SIGGRAPH 2018: OpenCL-Next Taking Shape, Vulkan Continues Evolving

Written by Michael Larabel in Software on 13 August 2018 at 08:59 AM EDT. Page 2 of 2. 6 Comments.

While over the past year or so has been talk of possible convergence between OpenCL and Vulkan, OpenCL will continue progressing in its own right. OpenCL continues to support accelerators and other features that are not entirely relevant in the Vulkan spectrum. Khronos Group has confirmed it's working on "OpenCL-Next" and this next major OpenCL update will likely materialize in 2019. OpenCL's focus will continue to be on "computational across diverse processor architectures" while Vulkan will continue to get better at handling OpenCL C kernels.

Thanks to projects like Clspv, lots of common usage around LLVM, and the now central SPIR-V intermediate representation, there remains a lot of portability between OpenCL and Vulkan. This portability should only continue to flourish and Vulkan will also continue getting better at kernel handling with different features.
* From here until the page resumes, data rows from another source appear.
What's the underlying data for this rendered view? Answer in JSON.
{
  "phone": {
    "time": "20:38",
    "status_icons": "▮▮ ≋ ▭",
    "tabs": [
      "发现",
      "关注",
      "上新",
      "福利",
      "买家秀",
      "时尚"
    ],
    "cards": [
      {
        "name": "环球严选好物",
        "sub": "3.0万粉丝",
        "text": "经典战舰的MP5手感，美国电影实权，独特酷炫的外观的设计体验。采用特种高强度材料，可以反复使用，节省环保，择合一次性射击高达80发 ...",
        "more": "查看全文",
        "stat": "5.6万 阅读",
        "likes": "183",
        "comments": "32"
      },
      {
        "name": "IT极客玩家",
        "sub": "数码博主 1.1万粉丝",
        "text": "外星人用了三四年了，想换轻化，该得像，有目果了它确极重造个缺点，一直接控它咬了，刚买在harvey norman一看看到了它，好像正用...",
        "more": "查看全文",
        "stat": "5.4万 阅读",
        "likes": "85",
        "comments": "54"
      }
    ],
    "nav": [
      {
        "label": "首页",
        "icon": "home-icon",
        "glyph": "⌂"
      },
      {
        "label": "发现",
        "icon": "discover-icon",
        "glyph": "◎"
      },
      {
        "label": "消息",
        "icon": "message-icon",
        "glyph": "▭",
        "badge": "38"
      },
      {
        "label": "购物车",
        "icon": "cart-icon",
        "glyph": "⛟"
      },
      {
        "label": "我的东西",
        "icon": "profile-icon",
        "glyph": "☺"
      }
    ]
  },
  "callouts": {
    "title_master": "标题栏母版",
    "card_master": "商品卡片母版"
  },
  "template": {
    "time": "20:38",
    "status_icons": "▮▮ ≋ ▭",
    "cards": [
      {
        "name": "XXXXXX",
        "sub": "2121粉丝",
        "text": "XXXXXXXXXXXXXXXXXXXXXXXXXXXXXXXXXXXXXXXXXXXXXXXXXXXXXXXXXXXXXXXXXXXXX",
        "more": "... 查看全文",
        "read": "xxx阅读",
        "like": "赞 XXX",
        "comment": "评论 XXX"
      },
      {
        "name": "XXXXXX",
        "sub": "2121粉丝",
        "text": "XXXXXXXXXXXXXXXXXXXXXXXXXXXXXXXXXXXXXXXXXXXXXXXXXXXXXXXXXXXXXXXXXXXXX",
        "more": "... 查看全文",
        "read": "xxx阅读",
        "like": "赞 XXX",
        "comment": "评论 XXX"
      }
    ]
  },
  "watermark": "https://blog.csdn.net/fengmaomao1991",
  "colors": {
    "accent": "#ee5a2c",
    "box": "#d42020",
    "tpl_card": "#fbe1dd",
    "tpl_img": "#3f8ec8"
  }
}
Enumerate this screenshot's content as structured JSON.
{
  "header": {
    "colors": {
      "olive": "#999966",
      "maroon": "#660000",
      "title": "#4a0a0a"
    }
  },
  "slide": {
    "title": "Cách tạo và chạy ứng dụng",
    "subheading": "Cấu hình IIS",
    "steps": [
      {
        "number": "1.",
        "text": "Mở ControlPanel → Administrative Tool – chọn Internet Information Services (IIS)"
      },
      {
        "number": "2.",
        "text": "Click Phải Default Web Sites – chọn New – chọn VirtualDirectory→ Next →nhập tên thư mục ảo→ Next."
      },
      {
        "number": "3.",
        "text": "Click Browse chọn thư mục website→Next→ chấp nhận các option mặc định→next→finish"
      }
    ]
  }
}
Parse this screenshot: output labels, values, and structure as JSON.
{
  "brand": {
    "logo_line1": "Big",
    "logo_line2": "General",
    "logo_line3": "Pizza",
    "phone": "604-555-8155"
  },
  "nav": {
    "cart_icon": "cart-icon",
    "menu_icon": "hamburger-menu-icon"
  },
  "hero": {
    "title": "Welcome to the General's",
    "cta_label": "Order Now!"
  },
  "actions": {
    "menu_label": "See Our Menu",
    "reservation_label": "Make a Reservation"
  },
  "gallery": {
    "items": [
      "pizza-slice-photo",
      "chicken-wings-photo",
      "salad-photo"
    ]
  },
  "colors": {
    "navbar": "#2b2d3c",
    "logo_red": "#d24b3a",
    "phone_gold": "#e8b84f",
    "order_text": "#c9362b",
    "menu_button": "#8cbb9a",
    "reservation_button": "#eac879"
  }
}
With OpenCL-Next, it will be more extensible and catered to given verticals/drivers/architectures. In particular, it should help a lot of the current OpenCL drivers advance beyond the OpenCL 1.2 era! Like right now with the NVIDIA Windows/Linux OpenCL driver notably being at OpenCL 1.2 officially but implementing a lot of OpenCL 2.0+ extensions... In my briefing it sounds quite good that OpenCL-Next will have full support within a future NVIDIA driver. The principal blocker to NVIDIA from having OpenCL 2 compliance is Shared Virtual Memory (SVM) and it sounds like that will most likely become an optional feature to this next CL revision and that NVIDIA does remain committed to OpenCL even while continue to advance their own proprietary CUDA programming model.

That's about it for the Khronos news at SIGGRAPH 2018. It's great to see NNEF 1.0 and OpenXR reaching the spotlight, Vulkan's continued evolution, and I am certainly looking forward to OpenCL-Next.